"We felt the impact...due to domestic and regional unrest, lower than expected raw tomato and chilli harvest coupled with some operational and organisational issues," the Abu Dhabi-listed firm said in a filing to the capital's bourse yesterday.
"We are currently in the midst of restructuring and streamlining the operation and developing a plan at turning around the business in the short to mid-term."
Agthia set up a manufacturing facility for tomato and chilli concentrate in 2009, when it made its first entry into the Egyptian food market. The tomatoes are sourced from farms located about 75km north-west of Cairo, near the company's main office.
Profits from across the group surged 54 per cent in the third quarter after the company successfully managed to cut costs.
Net income rose to Dh92 million (US$25m) in the quarter. Agthia did not provide figures for last year.
Profit growth was driven by higher margins "resulting particularly from competitive procurement in grains, cost-saving initiatives, production capacity increases of flour and feed mills, displacing outsourcing and price increases", said Agthia.
Agthia is an important player in Abu Dhabi's food security strategy and is 51 per cent owned by the Government through the conglomerate Senaat.
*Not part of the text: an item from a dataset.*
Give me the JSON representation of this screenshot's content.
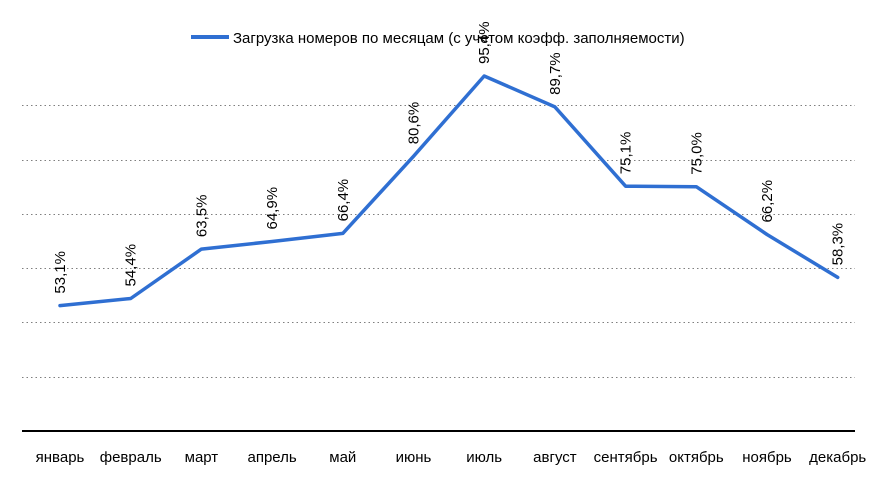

It is split into three divisions: consumer, agriculture and Egypt.
The consumer business includes the production and distribution of Al Ain bottled water, frozen vegetable products, Isklar water, Chiquita juices and Yoplait dairy products.
Yoplait claims to be the second-largest brand in terms of sales in the fresh dairy product category worldwide and the biggest in the United States and Australia.
Agthia said it incurred losses of Dh21m in its consumer food segment, "mainly dairy and Egypt".
The company said it remained "optimistic" and expected another year of good business performance.
"Although the commodity market volatility and regional unrest are certainly challenging, we are progressing on our long-term strategy."